Chilean children were admitted to the colony because the settlement's own members had no children. Schäfer began molesting Chilean boys at the colony; if they resisted, he used sedatives prescribed by Hartmut Hopp, the colony's physician, to facilitate the assaults.

== Criminal investigation and imprisonment ==

=== Investigation and flight from Chile ===
In 1996, a judge in Santiago issued a warrant for Schäfer's arrest after 26 children who had attended the colony's free clinic and school reported their abuse. Police could not find him on the compound. Schäfer turned teary-eyed departures into propaganda to prove his innocence. He then staged a farewell ceremony and disappeared into the network of tunnels and bunkers beneath Colonia Dignidad. He disappeared on 20 May 1997, after Chilean authorities under President Eduardo Frei Ruiz-Tagle filed charges of child sexual abuse against him.

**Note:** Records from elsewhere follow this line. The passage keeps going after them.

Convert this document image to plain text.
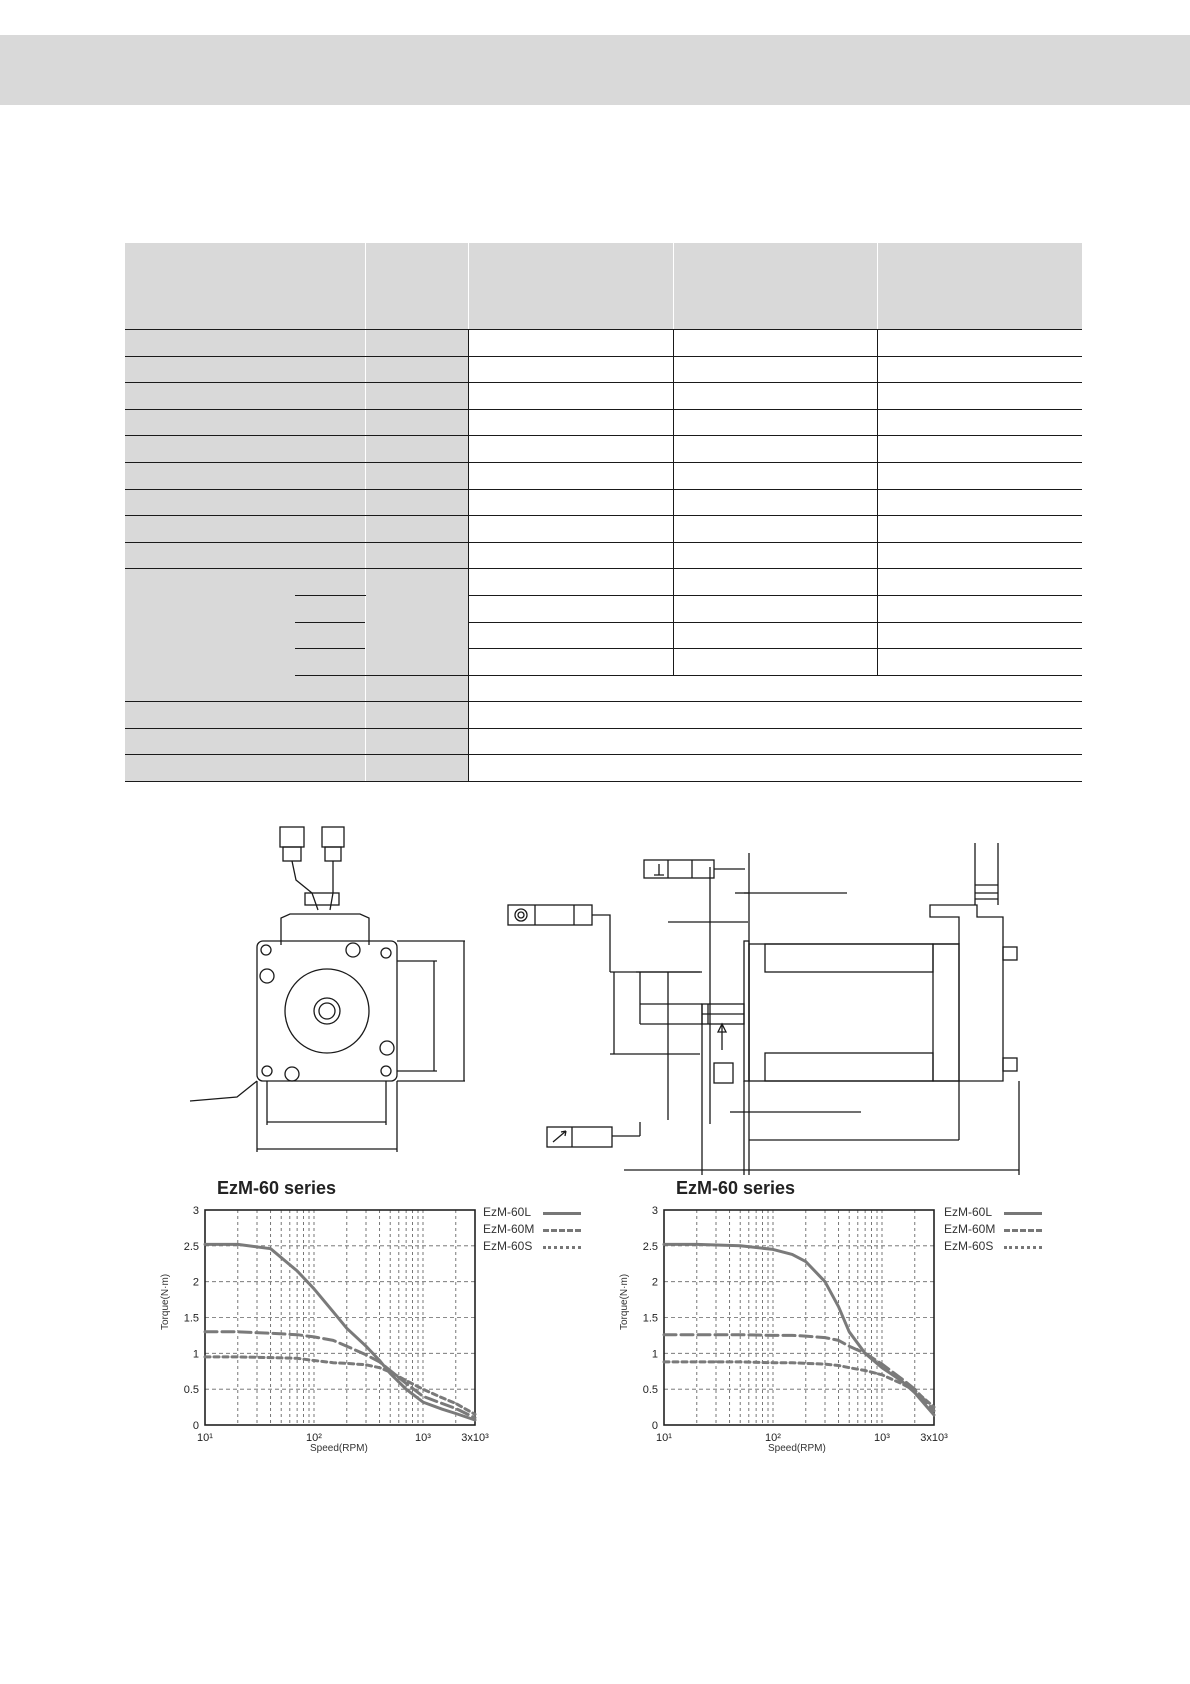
EzM-60 series
0
0.5
1
1.5
2
2.5
3
10¹	10²	10³	3x10³
EzM-60L
EzM-60M
EzM-60S
Speed(RPM)
Torque(N·m)
EzM-60 series
0
0.5
1
1.5
2
2.5
3
10¹	10²	10³	3x10³
EzM-60L
EzM-60M
EzM-60S
Speed(RPM)
Torque(N·m)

Several local farming families reported that Schäfer had also molested children outside his community. Children continued to attend the boarding school, but support from local parents dwindled. In July 1997, two boys fled to the German embassy; one of them, Tobias Müller, was flown out to Germany. In 2004, Schäfer was tried in absentia and found guilty by a Chilean court.

As of 2005, he was under investigation in connection with human rights abuses at Colonia Dignidad and the disappearance of Russian mathematician Boris Weisfeiler, who was last seen hiking near the colony in 1985. Schäfer was also wanted in Germany and France in connection with earlier child abuse allegations.

=== Arrest and trials ===
In March 2005, Schäfer was found in Argentina nearly eight years after his flight from Chile, hiding in a gated community in the city of Tortuguitas, near Buenos Aires. After two days of negotiations between Chilean and Argentine authorities, Schäfer was extradited to Chile to face a court hearing. He was subsequently investigated for alleged involvement in the 1976 disappearance of political activist Juan Maino. In July 2005, police uncovered Schäfer's buried cache of military weapons, much of it dating from World War II but also including automatic weapons and grenades produced in the colony's own facilities.

On 24 May 2006, Schäfer was sentenced to 20 years' imprisonment for 20 counts of indecent assault and 5 counts of forced sodomy committed on 25 minors at Colonia Dignidad between 1993 and 1997. He was also ordered to pay 770 million pesos (approximately US$1.5 million) in civil damages to 11 victims whose representatives had filed claims against Schäfer.

From 2006 to 2008, Schäfer was convicted of a series of other crimes in three further trials, adding to his prison sentence. The additional convictions included:

- A sentence of 7 years for the aggravated homicide of Miguel Ángel Becerra Hidalgo (a DINA agent stationed at Colonia Dignidad who had attempted to leave the agency);
- A sentence of 3 years and one day for causing bodily harm arising from the torture of five former colony residents;
- A sentence of 3 years and 300 days for unlawful weapons possession, stemming from the extensive weapons cache found at Colonia Dignidad in 2005.
Schäfer was also the subject of three investigations for kidnapping at the time of his death in 2010.

== Death ==
On 24 April 2010, Schäfer died at age 88 from heart failure in the prison infirmary of the Centro de Detención Preventiva Santiago Sur in Santiago. It was later reported that he was suffering from a severe cardiac illness.

== In popular culture ==
Actor Mikael Nyqvist portrays Schäfer in the 2015 film Colonia.